Here poses a challenge: I am a chemist employed by professors who ask me to work towards their academic goals, whilst creating my own future as an independent researcher. However, there are only twenty-four hours in a day (all of which are work hours if you ask MIT professors), and during those hours the primary requirement is to be working on scientific problems prioritized by the university. This presents a fundamental dichotomy in the integration of coffee into academic research institutions; in order for funding and time to be devoted to research, academics must be able to ask an educated and relevant question, but also understand the potential value of the outcomes. Even if the value is clear, securing funding mandates a record of demonstrated success and produced results that have changed the field.
Coffee is widely viewed as a necessity to fuel academia, rather than a priority for fundamental development. Furthermore, it takes several years to gain the necessary education to make insightful comments on the industry. As a result, it is immensely challenging to provoke established scientists to interface with the world of specialty coffee. But times are changing. My work is primarily funded through crowd donation of equipment, including coffee, grinders, analytical devices, floor space, and other people’s time. Given that specialty coffee is becoming ubiquitous, and most of the practitioners who work therein (i.e. baristas, roasters, green buyers, and farmers) are specialists in their field, it’s easy to gain access to high quality information. Broadening opportunities for fundamental development is as simple as establishing a dialogue between both specialties, working together to maintain a high level of scientific practice and high quality coffee.

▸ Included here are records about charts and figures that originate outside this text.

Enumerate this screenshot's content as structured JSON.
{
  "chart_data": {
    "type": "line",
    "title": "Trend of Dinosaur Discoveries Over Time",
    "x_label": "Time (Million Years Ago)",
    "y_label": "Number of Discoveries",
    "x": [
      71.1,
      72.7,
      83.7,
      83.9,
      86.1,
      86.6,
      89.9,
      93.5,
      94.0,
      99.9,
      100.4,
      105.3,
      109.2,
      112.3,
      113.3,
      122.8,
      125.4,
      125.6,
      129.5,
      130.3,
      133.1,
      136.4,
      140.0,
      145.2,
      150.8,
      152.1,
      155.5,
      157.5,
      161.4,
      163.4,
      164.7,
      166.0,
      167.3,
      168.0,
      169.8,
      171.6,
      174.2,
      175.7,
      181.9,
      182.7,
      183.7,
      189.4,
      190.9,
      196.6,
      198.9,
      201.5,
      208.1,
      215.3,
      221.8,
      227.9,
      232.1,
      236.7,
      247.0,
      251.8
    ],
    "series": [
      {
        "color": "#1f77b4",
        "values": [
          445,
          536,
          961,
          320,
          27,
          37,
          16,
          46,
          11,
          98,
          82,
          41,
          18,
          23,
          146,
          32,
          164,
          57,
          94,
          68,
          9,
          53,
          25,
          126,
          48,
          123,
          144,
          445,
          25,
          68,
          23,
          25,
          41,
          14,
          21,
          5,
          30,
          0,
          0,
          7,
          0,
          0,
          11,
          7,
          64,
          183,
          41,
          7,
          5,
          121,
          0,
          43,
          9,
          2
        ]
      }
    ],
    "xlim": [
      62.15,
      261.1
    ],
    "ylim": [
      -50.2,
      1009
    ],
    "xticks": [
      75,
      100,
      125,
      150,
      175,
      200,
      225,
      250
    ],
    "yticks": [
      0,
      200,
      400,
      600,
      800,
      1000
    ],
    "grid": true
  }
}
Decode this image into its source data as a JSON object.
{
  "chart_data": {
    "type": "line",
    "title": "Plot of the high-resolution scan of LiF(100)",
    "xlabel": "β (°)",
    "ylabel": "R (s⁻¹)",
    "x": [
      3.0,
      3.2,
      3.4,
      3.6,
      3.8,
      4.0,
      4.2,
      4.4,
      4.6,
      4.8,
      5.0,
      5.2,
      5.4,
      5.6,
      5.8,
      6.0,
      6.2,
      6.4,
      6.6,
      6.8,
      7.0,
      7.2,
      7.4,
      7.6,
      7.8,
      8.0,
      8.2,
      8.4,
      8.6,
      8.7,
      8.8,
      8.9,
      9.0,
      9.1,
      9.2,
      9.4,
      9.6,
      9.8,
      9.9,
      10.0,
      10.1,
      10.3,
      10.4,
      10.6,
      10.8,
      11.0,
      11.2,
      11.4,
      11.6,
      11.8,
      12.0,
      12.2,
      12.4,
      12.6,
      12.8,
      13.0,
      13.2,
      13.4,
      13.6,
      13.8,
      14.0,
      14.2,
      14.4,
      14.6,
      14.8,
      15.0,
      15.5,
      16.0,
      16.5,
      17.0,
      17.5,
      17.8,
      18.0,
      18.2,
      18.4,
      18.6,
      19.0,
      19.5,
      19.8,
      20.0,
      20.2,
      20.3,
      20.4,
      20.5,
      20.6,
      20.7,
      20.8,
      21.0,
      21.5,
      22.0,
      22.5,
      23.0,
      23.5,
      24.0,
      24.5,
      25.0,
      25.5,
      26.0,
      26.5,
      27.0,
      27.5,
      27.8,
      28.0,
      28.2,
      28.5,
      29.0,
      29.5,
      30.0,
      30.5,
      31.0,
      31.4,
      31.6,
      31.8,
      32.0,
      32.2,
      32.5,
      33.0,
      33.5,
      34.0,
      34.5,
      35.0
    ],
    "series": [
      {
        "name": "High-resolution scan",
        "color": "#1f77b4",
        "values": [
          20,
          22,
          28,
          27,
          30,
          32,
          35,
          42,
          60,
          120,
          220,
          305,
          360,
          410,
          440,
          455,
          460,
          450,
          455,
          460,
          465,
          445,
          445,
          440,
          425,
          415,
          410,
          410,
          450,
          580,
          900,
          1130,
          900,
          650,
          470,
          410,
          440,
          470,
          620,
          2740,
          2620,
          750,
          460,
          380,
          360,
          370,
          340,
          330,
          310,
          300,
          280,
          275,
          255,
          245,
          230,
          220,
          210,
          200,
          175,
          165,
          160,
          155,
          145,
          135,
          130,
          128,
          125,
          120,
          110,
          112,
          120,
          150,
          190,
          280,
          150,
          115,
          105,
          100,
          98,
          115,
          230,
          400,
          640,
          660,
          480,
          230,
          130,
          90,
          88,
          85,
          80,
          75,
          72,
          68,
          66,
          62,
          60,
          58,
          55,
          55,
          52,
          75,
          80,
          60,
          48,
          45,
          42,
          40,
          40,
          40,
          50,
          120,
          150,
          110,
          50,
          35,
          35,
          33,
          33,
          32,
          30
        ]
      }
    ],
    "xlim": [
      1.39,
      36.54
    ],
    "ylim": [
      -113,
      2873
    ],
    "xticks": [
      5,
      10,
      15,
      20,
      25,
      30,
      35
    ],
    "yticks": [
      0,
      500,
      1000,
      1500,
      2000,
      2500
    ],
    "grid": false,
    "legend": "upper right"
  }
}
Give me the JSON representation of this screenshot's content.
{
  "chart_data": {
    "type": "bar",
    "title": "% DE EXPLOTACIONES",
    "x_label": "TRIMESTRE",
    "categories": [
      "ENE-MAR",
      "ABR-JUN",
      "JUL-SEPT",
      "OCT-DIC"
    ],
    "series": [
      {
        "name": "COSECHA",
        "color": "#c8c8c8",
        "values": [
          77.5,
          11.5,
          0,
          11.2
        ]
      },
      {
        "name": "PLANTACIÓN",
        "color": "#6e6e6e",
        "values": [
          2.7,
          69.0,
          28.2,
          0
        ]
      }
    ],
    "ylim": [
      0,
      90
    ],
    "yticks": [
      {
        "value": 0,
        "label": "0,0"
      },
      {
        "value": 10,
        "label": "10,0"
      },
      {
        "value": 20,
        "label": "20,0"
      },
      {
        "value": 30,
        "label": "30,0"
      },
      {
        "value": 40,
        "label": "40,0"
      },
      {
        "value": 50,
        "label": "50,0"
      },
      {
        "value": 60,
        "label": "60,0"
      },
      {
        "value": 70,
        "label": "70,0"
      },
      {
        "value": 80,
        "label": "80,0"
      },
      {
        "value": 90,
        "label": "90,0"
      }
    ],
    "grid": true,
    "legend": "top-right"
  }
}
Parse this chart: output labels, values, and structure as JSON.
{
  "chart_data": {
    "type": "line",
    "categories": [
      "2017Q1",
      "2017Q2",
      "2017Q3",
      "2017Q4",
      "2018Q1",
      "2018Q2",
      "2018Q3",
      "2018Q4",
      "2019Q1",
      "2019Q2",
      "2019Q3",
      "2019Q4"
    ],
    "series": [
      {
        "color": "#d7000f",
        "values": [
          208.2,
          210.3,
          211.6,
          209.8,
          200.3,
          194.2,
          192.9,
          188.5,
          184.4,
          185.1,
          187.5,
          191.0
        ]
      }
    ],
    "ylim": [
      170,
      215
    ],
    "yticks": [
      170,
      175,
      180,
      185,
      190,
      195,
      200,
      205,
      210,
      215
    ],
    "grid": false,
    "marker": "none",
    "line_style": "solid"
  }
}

On a more personal note, I am at the junction of postdoctoral research and launching my own research group. To date, the coffee industry has been fruitful for both my career and my abilities as a communicator and teacher. The skills I’ve learned thus far are invaluable. I see this industry as a playground for scientists, where every result is novel and exciting. Even failed experiments somehow provide insights. Though it’s unclear where my career will take me geographically, coffee will certainly be a major part of my research for the foreseeable future.
Christopher H. Hendon is a computational and experimental chemist with special interests in energy materials, applied physics and coffee extraction. He obtained his BSc. Adv. HONS from Monash University (2011), his PhD from the University of Bath (2015) and is currently a Postdoctoral Associate at the Massachusetts Institute of Technology. He is the author of the self-published ‘Water for Coffee’, an educational chemistry handbook written for the coffee community.